Les enjeux arctiques des négociations du traité sur la protection de la biodiversité marine ne relevant pas des juridictions nationales (BBNJ)
L’ONU prépare un traité juridiquement contraignant sur la protection de la biodiversité marine ne relevant pas des juridictions nationales (BBNJ). La troisième session de fond de la Conférence internationale chargée de l’élaboration de ce nouvel instrument, qui s’est tenue en août dernier au siège de l’Organisation, s’est terminée par la promesse d’aboutir à un accord en 2020.
Un rapport récent sur l’évaluation de la biodiversité et les écosystèmes préparé par 145 experts issus de 50 pays souligne que 66% du milieu marin a, à ce jour, été altéré par les activités humaines. L’océan Arctique recouvre 5 000 espèces animales, 2 000 types d’algues et un nombre conséquent de microbes jugés essentiels à la survie des écosystèmes marins arctiques. La fonte des glaces et l’acidification de l’océan dues au changement climatique mèneront à d’importantes modifications des écosystèmes marins arctiques et mondiaux.
De nombreux instruments juridiques sont actuellement en application en Arctique, dont certains concernent également la zone au-delà des juridictions nationales : la Convention des Nations Unies sur le Droit de la Mer, la Convention sur la Biodiversité Biologique, le Code polaire, et plus récemment l’accord visant à prévenir la pêche non réglementée en haute mer dans l’océan Arctique central. Bien qu’ils en fassent mention, aucun de ces textes ne concerne la protection de la biodiversité marine en tant que telle. Au regard des enjeux mentionnés, ce nouvel instrument onusien vise donc à combler les vides juridiques actuels.
Un des enjeux des négociations du BBNJ est la coordination et la répartition des compétences entre ce nouvel instrument juridiquement contraignant et les instruments internationaux et régionaux existants. Cela est particulièrement pertinent pour l’Arctique dont les États riverains sont généralement réfractaires aux instruments juridiquement contraignants. L’une des possibilités est de laisser le processus de négociation mondial en cours inciter les États de l’Arctique à prendre leurs responsabilités et à être proactifs dans la création d’un régime de protection globale pour l’océan Arctique afin de combler les vides juridiques et de gouvernance. En effet, l’Accord sur les pêches dans le centre de l’océan Arctique et son approche de précaution rigoureuse peuvent être vus comme une première étape vers la mise en place d’un régime régional.

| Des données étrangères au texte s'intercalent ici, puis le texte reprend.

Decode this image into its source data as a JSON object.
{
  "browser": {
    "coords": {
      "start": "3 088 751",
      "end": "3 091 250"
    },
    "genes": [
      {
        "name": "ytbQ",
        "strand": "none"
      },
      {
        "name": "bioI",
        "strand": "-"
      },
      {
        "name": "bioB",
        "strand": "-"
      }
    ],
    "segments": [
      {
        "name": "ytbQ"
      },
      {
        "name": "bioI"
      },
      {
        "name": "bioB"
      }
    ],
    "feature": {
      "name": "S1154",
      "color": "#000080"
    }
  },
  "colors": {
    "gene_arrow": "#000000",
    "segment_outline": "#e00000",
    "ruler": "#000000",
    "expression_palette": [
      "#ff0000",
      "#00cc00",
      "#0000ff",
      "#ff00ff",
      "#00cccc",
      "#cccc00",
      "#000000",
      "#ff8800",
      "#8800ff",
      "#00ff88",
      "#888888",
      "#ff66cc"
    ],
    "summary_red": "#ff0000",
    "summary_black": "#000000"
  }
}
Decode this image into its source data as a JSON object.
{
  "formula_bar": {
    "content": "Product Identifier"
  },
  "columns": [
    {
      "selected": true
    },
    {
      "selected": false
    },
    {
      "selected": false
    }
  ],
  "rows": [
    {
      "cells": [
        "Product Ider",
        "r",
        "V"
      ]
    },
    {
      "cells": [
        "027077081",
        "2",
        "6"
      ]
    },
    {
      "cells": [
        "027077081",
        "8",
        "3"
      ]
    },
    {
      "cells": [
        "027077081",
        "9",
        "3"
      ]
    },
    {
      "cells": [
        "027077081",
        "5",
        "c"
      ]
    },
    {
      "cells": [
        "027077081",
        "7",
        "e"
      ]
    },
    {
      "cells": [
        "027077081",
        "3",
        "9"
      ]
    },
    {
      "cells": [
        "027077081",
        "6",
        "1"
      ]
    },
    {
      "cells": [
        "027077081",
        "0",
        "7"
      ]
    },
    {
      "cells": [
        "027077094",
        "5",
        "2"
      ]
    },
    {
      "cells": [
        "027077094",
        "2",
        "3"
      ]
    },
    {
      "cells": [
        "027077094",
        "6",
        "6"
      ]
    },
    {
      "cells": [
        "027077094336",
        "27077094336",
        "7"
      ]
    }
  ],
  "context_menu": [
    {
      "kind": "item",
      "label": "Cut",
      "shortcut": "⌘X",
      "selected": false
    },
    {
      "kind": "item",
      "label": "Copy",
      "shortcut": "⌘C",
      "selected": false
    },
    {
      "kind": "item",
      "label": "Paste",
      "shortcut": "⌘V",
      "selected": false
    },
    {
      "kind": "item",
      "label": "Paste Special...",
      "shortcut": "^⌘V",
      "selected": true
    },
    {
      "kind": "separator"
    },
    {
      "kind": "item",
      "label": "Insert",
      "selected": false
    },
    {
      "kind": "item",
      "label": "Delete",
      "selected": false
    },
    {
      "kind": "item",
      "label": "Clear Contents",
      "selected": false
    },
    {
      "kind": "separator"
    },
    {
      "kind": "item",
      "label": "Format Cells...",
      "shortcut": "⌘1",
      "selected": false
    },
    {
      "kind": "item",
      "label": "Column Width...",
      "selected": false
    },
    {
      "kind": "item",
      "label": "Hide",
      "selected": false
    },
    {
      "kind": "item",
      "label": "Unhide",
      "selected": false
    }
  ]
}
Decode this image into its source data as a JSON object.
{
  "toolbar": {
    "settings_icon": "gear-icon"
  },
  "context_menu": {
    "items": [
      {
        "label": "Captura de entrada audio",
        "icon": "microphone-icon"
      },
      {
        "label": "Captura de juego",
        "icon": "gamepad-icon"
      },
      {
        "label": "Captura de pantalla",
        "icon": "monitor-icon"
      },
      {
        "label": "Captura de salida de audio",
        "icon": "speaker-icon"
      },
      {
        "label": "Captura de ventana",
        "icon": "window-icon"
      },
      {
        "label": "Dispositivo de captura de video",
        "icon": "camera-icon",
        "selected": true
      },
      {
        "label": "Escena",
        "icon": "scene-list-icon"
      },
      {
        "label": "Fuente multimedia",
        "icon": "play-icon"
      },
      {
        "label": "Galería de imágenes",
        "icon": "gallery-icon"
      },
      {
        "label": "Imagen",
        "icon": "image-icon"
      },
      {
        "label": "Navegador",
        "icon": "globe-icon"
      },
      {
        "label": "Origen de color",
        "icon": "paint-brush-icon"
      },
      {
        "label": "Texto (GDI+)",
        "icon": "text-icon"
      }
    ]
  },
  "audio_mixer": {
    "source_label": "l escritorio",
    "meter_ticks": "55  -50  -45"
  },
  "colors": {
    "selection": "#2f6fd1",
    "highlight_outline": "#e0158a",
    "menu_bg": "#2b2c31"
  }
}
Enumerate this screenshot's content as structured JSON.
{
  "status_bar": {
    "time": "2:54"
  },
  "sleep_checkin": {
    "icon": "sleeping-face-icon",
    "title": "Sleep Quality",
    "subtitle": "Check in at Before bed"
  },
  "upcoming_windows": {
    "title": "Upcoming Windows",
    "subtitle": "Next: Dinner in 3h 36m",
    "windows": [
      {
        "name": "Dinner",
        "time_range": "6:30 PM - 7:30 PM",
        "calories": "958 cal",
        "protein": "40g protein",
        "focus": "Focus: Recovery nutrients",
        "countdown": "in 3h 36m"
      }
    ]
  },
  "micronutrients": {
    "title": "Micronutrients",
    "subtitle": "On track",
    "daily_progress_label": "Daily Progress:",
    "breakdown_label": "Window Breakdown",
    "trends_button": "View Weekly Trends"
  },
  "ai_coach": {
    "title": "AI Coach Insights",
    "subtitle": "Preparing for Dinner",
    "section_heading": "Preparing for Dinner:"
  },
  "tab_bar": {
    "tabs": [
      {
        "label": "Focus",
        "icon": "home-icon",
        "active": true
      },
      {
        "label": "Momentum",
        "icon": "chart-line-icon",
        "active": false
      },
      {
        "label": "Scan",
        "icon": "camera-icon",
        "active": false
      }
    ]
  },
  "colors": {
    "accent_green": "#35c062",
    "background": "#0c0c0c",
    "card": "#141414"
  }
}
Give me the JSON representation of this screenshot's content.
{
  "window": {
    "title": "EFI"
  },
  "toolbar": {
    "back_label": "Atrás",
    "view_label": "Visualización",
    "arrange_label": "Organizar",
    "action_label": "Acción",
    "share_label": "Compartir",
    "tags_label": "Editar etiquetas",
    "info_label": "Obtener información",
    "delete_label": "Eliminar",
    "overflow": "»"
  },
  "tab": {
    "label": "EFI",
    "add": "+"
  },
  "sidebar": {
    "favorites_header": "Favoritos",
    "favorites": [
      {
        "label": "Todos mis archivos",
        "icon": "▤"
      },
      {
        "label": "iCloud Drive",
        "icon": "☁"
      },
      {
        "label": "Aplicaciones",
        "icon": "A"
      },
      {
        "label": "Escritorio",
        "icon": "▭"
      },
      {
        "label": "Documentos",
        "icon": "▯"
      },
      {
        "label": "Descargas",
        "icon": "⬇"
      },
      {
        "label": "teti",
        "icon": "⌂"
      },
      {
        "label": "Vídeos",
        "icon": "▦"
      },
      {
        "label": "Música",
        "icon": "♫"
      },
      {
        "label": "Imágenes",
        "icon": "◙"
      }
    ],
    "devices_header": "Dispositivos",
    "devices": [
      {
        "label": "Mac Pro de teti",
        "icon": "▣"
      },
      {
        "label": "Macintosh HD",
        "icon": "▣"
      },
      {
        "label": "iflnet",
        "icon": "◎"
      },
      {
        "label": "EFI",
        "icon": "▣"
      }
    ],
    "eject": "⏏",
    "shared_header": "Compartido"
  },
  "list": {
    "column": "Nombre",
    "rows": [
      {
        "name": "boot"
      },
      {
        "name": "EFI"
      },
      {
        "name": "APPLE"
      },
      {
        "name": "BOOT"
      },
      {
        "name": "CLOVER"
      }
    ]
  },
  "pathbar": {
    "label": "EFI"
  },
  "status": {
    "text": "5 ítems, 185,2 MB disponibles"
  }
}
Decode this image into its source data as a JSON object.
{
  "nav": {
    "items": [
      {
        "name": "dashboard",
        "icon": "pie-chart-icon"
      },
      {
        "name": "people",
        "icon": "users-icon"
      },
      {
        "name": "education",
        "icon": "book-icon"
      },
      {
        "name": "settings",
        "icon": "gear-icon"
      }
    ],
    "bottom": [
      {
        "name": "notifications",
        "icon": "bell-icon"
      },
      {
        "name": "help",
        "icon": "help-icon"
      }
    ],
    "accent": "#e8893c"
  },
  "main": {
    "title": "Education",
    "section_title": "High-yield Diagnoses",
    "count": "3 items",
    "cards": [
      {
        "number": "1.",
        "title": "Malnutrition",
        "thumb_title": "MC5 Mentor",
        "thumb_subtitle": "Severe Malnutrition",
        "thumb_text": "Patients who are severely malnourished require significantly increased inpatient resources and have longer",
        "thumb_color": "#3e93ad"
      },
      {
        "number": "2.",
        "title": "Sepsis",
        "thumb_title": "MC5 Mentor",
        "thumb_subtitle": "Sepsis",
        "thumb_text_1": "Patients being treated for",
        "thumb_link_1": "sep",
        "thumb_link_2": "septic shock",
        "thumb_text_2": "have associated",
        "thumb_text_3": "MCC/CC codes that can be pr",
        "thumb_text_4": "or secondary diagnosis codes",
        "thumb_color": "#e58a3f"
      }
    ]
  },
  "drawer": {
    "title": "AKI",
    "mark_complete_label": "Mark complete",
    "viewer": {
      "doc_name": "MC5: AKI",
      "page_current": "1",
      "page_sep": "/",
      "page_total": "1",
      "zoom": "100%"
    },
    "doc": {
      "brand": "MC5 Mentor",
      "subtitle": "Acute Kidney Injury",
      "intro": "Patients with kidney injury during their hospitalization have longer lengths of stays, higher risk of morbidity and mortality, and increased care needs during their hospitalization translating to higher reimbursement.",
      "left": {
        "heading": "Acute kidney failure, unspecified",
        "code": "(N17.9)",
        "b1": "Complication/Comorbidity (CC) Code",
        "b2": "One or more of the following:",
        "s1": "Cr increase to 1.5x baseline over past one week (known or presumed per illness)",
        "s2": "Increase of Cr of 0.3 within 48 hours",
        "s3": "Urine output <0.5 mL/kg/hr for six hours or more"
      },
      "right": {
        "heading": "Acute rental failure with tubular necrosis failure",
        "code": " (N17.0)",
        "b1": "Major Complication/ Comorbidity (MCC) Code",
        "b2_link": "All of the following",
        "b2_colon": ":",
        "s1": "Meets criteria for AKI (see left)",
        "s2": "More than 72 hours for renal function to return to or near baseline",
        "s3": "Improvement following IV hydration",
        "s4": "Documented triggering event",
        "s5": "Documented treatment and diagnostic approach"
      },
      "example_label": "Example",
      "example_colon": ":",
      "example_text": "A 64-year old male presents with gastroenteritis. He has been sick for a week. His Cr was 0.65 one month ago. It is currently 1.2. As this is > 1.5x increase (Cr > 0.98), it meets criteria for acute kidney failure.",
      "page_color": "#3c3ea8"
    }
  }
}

Un autre argument en faveur de la proactivité dans l’Arctique est davantage dans l’intérêt des États côtiers et confirmerait leur volonté exprimée dans la Déclaration d’Ilulissat « d’assurer la protection et la préservation de l’environnement marin fragile de l’océan Arctique ».
La question se pose alors de qui doit être considéré comme « État arctique » dans ce contexte. Plusieurs constellations sont apparues en relation avec la gouvernance marine arctique, notamment sur le moratoire sur la pêche (voir bulletin de septembre). Malgré l’intérêt d’éviter la prolifération des forums de gouvernance dans l’Arctique, l’importance de renforcer la coopération marine dans l’Arctique peut nécessiter un mécanisme de coordination en dehors du cadre du Conseil de l’Arctique. C’est ce que fait régulièrement valoir David Balton, ancien ambassadeur des États-Unis pour les Océans et les Pêcheries. Le mécanisme pourrait prendre la forme d’un programme pour les mers régionales s’inspirant de mécanismes similaires mis en place ailleurs.